原題:Do videogame rewards influence players' subsequent prosocial engagement? A preregistered partial replication study on the role of reward and reasoning
掲載:International Journal of Human-Computer Studies
著者:Blake Kammermannを筆頭著者として、四名
ジャンル:情報科学

「-gender」で排除。しかし被験者の男女比に触れる際に"The gender split was …"と述べているだけなので、ジェンダー学関連ではない。人間の行動に関する実験をする際には「-gender」で排除されてしまう。新たな学びを得た。

zombieの単語が出てくる理由は、被験者にゾンビを倒すゲームをプレイしてもらうから。ただ、ゾンビを使った理由はきちんとある。

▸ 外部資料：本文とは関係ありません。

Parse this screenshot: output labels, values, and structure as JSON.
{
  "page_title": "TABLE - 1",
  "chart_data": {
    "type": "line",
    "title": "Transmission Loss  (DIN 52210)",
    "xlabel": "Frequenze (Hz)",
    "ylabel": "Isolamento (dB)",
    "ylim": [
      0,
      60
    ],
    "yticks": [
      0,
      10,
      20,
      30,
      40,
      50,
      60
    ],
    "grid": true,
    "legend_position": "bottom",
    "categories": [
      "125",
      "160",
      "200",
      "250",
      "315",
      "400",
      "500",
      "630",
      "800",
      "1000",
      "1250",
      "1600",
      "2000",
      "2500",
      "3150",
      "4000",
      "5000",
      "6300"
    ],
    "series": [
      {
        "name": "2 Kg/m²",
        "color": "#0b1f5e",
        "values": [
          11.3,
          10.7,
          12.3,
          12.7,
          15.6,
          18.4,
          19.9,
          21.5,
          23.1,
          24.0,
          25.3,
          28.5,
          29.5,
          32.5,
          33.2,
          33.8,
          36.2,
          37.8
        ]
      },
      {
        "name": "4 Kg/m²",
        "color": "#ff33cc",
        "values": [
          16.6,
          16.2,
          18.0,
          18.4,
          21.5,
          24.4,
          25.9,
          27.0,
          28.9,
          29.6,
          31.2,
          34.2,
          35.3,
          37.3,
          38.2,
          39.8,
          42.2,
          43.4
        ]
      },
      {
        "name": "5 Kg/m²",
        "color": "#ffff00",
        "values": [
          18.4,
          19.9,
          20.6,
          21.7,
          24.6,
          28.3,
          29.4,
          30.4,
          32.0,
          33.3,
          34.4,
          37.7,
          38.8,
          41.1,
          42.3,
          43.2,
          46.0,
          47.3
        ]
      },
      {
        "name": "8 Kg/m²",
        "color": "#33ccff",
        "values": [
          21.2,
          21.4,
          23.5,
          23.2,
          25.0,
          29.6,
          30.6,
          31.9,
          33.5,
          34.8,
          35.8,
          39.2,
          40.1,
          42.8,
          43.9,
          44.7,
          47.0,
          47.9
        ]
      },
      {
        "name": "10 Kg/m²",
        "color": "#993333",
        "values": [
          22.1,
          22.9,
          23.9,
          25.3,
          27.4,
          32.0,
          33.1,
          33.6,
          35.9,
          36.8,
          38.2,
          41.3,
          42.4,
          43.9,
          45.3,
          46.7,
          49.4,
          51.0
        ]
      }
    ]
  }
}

Iten (2018) suggests that emotional engagement with narrative elements could sway people’s reasoning. To that end, changing the game away from zombies to more emotionally compelling enemies or increasing the visual realism may prompt a stronger response from players.
(Iten(2018)は物語の要素への感情的な結びつきが人々の理性を揺さぶりうる可能性を示唆しています。そのためには、ゲームをゾンビからより感情的に説得力のある敵に変更するか、視覚的なリアリズムを高めることで、プレイヤーからのより強い反応が得られる可能性があります。)

Blake Kammermannら著
International Journal of Human-Computer Studies掲載
『Do videogame rewards influence players' subsequent prosocial engagement? A preregistered partial replication study on the role of reward and reasoning』

つまり、「感情的な結びつき」という要素をこの実験から排除したかったために、ゾンビを倒すゲームを設定したというわけだ。これは、ゾンビが感情移入の対象ではないと断定していることに等しく、ゾンビの非人間性が認知されている証拠にほかならない。

Iten(2018)が数ページ程度の論文だったらその証拠の源泉を読みに行くのだが、100ページを超える博士論文だった…。それは流石に読めない。能力も時間的猶予もないからだ。



検索条件5「zombie -firm -consciousness」(差分なし)

「zombie -firm -philosophical」との差分を確認する。哲学的ゾンビのみを排除するには「-philosphical」(哲学的な)と「-cousciousness」(意識)のどちらが良いかを探る目的。前者は哲学的ゾンビが英語でphilosophical zombieとつづることから、後者は哲学的ゾンビが人間の意識の有無に注目した概念であることから、それぞれ排除可能。

今回は差分がなかった。



まとめ

検索条件1-3は情報科学が一件だった。

情報科学はとにかくゾンビが多い。処理がない、処理が実行されない、処理が中断された、などの様々な理由であらゆるモノが生き続けるからだ。恐ろしい。ゾンビの源泉だ。デジタルなゾンビと言えば『リング』の貞子がそうだと聞くが、ホラー映画は怖いので観ることができない。そのうち小説を読もう。

今回はねらいの論文がなかった。